- Genre: Comedy drama
- Created by: Espen PA Lervaag; Håkon Bast Mossige; Ingeborg Raustøl;
- Directed by: Kjetil Indregard
- Starring: Espen PA Lervaag; Håkon Bast Mossige; Ingeborg Raustøl;
- Country of origin: Norway
- Original language: Norwegian
- No. of seasons: 1
- No. of episodes: 10

Production
- Executive producers: Anne Kolbjørnsen; Pal Kruke Kristiansen;
- Producers: Terje Strømstad; Ole Marius Araldsen;
- Cinematography: Matthew Weston
- Editor: Christopher Gibb
- Running time: 23 minutes
- Production company: Rubicon TV

Original release
- Release: December 1, 2015

Related
- Maniac (miniseries)

= Maniac (Norwegian TV series) =

2015 comedy-drama series

Maniac is a Norwegian comedy-drama series that was released by TV 2 in 2015. It stars Espen PA Lervaag. Håkon Bast Mossige and Ingeborg Raustøl have supporting roles. Kjetil Indregard directs. The series is produced for Rubicon TV by producer Terje Strømstad, creative producer Ole Marius Araldsen and executive producers Anne Kolbjørnsen and Pal Kruke Kristiansen.

==Development==
Maniac was developed as an experiment by TV 2 Zebra in the spring of 2013, where viewers helped select the best concepts for new television series.
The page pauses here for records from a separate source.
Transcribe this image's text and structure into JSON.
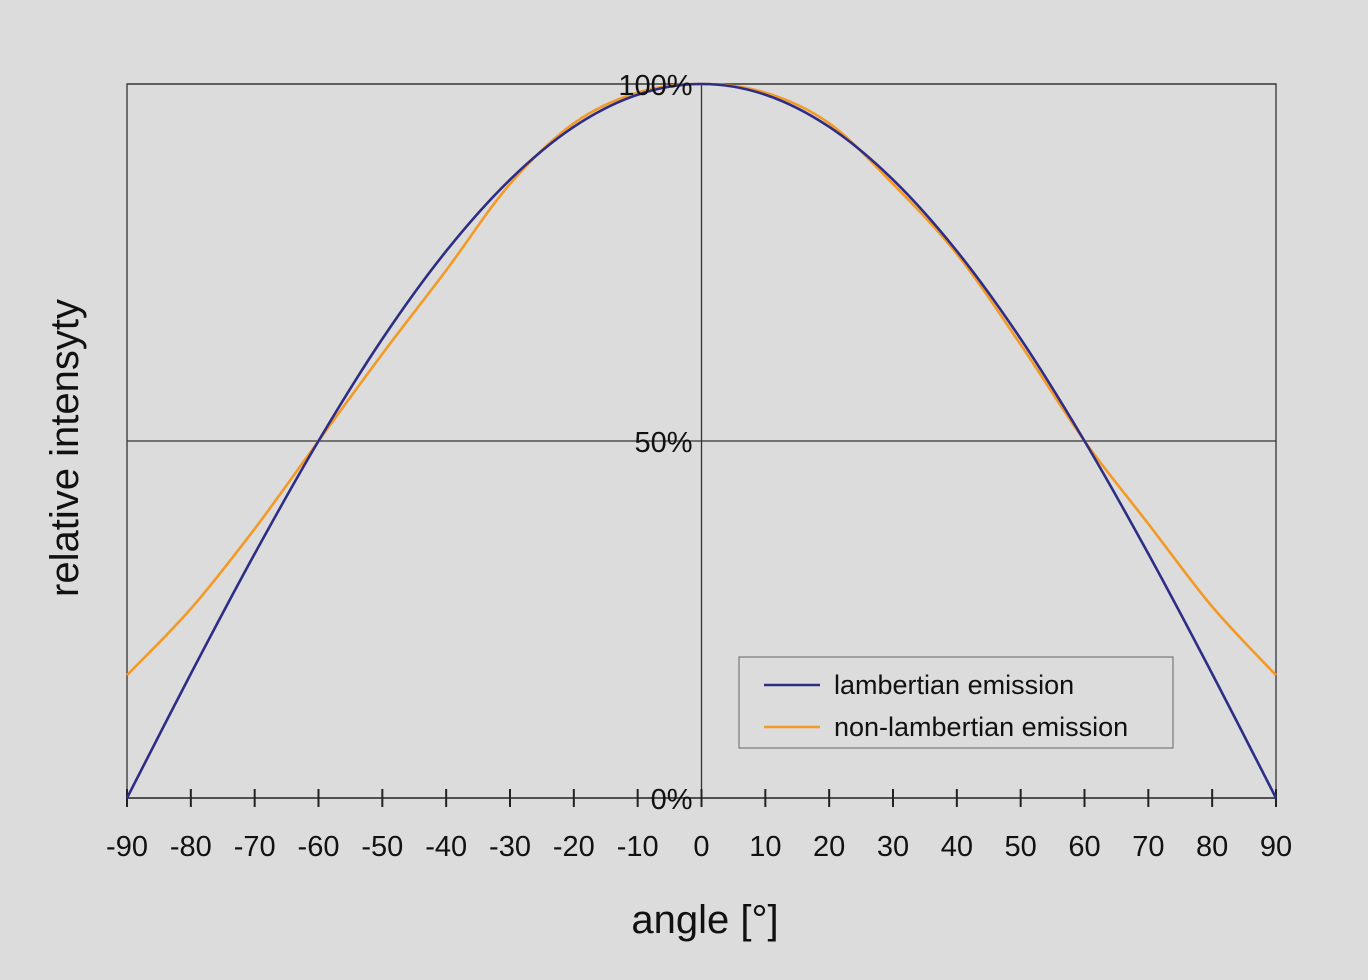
{
  "chart_data": {
    "type": "line",
    "title": "",
    "xlabel": "angle [°]",
    "ylabel": "relative intensyty",
    "xlim": [
      -90,
      90
    ],
    "ylim": [
      0,
      100
    ],
    "x_ticks": [
      -90,
      -80,
      -70,
      -60,
      -50,
      -40,
      -30,
      -20,
      -10,
      0,
      10,
      20,
      30,
      40,
      50,
      60,
      70,
      80,
      90
    ],
    "x_tick_labels": [
      "-90",
      "-80",
      "-70",
      "-60",
      "-50",
      "-40",
      "-30",
      "-20",
      "-10",
      "0",
      "10",
      "20",
      "30",
      "40",
      "50",
      "60",
      "70",
      "80",
      "90"
    ],
    "y_ticks": [
      0,
      50,
      100
    ],
    "y_tick_labels": [
      "0%",
      "50%",
      "100%"
    ],
    "grid": "horizontal at 50% and 100%",
    "legend_position": "bottom-right",
    "series": [
      {
        "name": "lambertian emission",
        "color": "#2e2d86",
        "x": [
          -90,
          -80,
          -70,
          -60,
          -50,
          -40,
          -30,
          -20,
          -10,
          0,
          10,
          20,
          30,
          40,
          50,
          60,
          70,
          80,
          90
        ],
        "y": [
          0,
          17.4,
          34.2,
          50,
          64.3,
          76.6,
          86.6,
          94.0,
          98.5,
          100,
          98.5,
          94.0,
          86.6,
          76.6,
          64.3,
          50,
          34.2,
          17.4,
          0
        ]
      },
      {
        "name": "non-lambertian emission",
        "color": "#f39a26",
        "x": [
          -90,
          -80,
          -70,
          -60,
          -50,
          -40,
          -30,
          -20,
          -10,
          0,
          10,
          20,
          30,
          40,
          50,
          60,
          70,
          80,
          90
        ],
        "y": [
          17.2,
          26.5,
          37.7,
          50,
          62.2,
          73.9,
          86.0,
          94.5,
          98.8,
          100,
          98.8,
          94.5,
          86.0,
          76.2,
          63.5,
          50,
          38.4,
          26.8,
          17.2
        ]
      }
    ]
  }
}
The entire series was released on streaming service TV 2 Sumo on December 1, 2015. This was the first time TV 2 released its own production for streaming before it was broadcast. It was broadcast on TV 2 in 2016.

==Premise==
Espen is a man in his thirties who is beloved by all. He experiences each day as a party with limitless opportunities. All this, however, happens only in his imagination. In reality, Espen is a patient in a psychiatric hospital where he has not yet expressed a single word.

==US remake==
In 2018, Netflix released a miniseries of the same name starring Jonah Hill and Emma Stone that is loosely based on the Norwegian production.